BACKGROUND: Human immune deficiency virus (HIV) causes a wide spectrum of diseases worldwide and has the capability to affect every organ system in the body. Ocular manifestations have been reported in up to 70% of individuals infected with HIV and the ocular manifestations reflect systemic disease and maybe the first sign of disseminated infection.
PURPOSE: To study the pattern of ocular manifestations related to HIV in seropositive patients with the objective of identifying its spectrum in highly active antiretroviral therapy (HAART) era and to emphasize on the role of ophthalmologists in fighting the battle against HIV.
MATERIALS AND METHODS: A cross sectional study was undertaken on 300 HIV positive patients.
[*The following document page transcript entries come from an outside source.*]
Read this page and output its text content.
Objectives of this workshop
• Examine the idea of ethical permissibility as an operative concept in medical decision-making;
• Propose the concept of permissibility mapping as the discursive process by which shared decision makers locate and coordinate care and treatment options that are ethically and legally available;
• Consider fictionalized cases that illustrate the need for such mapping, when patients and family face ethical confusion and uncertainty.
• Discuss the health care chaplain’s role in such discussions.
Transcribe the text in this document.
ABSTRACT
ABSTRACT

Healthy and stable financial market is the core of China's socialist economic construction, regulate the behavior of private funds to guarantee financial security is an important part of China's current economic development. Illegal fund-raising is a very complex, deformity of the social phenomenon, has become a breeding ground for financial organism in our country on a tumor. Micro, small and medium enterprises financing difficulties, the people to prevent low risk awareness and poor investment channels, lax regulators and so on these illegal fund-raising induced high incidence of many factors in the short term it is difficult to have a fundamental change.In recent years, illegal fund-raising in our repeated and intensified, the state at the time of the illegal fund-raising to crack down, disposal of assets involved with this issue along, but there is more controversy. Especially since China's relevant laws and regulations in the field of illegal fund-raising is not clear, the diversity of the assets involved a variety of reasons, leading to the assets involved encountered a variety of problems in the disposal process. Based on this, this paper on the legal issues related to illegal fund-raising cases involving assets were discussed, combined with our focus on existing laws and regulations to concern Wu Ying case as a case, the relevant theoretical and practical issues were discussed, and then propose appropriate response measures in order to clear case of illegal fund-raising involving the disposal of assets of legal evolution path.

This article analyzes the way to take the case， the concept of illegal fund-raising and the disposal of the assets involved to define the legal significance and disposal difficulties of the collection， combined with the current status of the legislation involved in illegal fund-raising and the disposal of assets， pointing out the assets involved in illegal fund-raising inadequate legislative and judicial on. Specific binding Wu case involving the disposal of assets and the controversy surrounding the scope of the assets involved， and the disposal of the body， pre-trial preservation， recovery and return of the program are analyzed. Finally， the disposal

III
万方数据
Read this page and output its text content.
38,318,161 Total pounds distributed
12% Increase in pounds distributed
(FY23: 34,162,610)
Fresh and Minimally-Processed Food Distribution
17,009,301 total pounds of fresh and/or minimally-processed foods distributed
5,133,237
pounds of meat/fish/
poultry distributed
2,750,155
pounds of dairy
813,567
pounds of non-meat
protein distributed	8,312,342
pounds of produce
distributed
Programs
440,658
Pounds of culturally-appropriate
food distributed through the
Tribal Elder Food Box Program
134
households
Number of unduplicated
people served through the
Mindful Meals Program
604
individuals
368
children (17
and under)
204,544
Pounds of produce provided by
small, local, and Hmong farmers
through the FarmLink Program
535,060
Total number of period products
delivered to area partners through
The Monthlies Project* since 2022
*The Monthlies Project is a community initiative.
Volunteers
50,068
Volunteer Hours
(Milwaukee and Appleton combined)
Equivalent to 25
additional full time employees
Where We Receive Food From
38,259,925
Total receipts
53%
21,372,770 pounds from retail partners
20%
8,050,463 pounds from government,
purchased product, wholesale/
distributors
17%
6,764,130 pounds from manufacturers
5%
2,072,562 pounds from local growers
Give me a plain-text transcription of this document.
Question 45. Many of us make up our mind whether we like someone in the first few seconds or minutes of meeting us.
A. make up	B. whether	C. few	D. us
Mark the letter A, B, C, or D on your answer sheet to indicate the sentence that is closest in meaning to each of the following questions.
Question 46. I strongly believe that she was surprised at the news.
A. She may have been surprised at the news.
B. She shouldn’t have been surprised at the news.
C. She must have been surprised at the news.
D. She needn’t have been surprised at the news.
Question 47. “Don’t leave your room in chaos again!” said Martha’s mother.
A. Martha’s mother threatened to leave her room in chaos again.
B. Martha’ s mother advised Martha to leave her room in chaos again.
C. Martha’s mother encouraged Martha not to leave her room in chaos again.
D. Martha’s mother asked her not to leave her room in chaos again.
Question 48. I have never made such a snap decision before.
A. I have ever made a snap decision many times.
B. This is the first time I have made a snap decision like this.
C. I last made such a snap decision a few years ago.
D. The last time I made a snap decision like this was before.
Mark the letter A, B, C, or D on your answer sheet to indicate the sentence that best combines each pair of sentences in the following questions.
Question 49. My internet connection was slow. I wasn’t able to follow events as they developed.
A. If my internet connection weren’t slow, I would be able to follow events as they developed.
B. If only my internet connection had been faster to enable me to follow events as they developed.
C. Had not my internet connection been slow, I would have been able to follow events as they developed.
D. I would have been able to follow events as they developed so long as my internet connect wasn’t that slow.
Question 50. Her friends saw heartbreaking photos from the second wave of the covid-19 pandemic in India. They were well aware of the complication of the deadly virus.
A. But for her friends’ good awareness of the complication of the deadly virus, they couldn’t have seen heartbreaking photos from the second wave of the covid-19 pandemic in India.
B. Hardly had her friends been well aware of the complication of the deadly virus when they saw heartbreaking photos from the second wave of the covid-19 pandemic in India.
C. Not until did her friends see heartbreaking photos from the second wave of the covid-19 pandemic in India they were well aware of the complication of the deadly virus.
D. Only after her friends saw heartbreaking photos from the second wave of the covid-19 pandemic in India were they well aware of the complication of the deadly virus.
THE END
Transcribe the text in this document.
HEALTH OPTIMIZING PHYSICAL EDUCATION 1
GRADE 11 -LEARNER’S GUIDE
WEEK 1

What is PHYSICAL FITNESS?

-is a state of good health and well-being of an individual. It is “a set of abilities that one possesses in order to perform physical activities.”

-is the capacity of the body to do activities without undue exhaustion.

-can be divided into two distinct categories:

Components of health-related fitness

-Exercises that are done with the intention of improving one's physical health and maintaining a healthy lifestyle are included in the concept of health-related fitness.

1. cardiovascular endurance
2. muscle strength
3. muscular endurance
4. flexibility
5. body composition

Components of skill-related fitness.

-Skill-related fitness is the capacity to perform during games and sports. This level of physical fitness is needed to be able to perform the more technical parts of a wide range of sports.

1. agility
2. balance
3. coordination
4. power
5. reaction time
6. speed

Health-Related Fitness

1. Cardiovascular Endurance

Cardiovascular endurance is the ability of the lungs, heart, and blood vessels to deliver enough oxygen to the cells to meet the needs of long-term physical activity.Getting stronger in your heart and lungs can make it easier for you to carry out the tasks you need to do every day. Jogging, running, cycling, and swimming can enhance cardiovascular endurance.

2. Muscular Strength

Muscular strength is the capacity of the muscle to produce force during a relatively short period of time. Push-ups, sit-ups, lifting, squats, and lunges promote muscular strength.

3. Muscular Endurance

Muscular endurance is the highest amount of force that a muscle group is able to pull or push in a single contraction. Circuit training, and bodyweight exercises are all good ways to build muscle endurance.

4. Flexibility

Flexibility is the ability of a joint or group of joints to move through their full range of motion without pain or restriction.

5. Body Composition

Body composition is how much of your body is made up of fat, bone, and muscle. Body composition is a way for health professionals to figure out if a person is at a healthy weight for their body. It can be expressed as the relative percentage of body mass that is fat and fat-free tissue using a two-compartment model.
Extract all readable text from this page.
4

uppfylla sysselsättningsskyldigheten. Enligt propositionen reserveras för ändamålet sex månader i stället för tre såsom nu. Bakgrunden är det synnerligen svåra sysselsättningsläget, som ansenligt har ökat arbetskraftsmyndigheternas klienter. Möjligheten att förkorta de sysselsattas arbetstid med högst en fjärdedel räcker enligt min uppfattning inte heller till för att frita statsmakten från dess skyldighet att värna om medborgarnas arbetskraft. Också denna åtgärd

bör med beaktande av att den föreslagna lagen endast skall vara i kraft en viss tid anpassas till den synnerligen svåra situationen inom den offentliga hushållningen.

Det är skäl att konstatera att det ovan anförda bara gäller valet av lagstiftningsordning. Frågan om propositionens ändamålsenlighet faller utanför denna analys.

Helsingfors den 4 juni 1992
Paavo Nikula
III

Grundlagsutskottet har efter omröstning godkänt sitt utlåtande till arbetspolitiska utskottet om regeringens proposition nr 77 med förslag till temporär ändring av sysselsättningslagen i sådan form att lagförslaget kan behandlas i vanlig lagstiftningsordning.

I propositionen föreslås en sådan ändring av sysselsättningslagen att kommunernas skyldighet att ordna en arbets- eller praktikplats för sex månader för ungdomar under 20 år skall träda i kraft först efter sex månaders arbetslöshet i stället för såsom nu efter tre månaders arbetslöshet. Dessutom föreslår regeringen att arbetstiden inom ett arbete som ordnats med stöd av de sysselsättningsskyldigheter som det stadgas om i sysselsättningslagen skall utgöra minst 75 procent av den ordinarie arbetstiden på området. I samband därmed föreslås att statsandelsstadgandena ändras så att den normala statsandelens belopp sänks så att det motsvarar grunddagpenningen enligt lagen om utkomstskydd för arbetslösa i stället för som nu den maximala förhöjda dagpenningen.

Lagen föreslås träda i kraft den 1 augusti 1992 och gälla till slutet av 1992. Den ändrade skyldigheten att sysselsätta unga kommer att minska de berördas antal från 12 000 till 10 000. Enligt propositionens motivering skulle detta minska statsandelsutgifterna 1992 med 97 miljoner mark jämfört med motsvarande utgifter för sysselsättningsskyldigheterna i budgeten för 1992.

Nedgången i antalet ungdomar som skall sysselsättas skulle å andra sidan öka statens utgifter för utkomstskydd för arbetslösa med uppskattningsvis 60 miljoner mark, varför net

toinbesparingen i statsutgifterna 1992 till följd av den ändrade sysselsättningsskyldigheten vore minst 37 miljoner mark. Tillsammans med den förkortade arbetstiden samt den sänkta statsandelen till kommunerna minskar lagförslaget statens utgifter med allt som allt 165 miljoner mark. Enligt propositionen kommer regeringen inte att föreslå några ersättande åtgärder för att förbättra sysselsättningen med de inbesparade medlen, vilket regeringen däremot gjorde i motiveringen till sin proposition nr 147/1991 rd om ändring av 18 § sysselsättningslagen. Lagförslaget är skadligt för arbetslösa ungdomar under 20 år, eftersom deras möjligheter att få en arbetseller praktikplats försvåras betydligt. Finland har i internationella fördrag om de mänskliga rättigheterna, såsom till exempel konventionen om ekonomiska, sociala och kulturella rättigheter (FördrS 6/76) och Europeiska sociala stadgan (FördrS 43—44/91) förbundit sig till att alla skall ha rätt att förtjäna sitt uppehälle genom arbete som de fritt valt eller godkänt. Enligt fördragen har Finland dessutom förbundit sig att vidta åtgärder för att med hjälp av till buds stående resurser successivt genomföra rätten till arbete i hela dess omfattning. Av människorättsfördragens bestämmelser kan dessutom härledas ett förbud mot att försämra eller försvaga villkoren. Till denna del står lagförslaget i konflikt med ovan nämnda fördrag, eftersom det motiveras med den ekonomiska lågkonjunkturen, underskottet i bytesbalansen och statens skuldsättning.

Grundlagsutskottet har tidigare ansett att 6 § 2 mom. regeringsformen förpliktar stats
Data were collected, tabulated and analyzed using MSTAT software. Chi-square test was applied and P < 0.05 was considered significant.
RESULTS: Ocular lesions were observed in 50.33% of patients. Conjunctival microvasculopathy being the most common finding seen in 27 (9%) patients, followed by retinal microvasculopathy and trichomegaly in 20 (6.66%) patients each. Herpes zoster ophthalmicus and cytomegalovirus retinitis were observed in four (1.33%) and three (1%) patients respectively. In the study 78.33% patients were on ART.
CONCLUSION: HAART has reduced serious ocular opportunistic infections and ocular malignancies, but HAART mediated visually disabling immune recovery uveitis has emerged as a clinical challenge for ophthalmologists. Improved communication between the two broad specialties of HIV medicine and ophthalmology will definitely go a long way in the battle against this dreadful disease.

Keywords: Highly active antiretroviral therapy, human immune deficiency virus, ocular manifestations


How to cite this article:
Kochar A, Farooq S. Human immune deficiency virus conundrum: An everlasting challenge!. Oman J Ophthalmol 2022;15:13-9

How to cite this URL:
Kochar A, Farooq S. Human immune deficiency virus conundrum: An everlasting challenge!. Oman J Ophthalmol [serial online] 2022 [cited 2022 Aug 15];15:13-9. Available from: https://www.ojoonline.org/text.asp?2022/15/1/13/338870




   Introduction Top


Acquired immunodeficiency syndrome (AIDS) is a worldwide pandemic since the first case report in 1981. It is a multisystem disorder with a profound impact on ophthalmology. Since the first case of ocular complication reported in 1982 this entity has posed various challenges to ophthalmologists.[1]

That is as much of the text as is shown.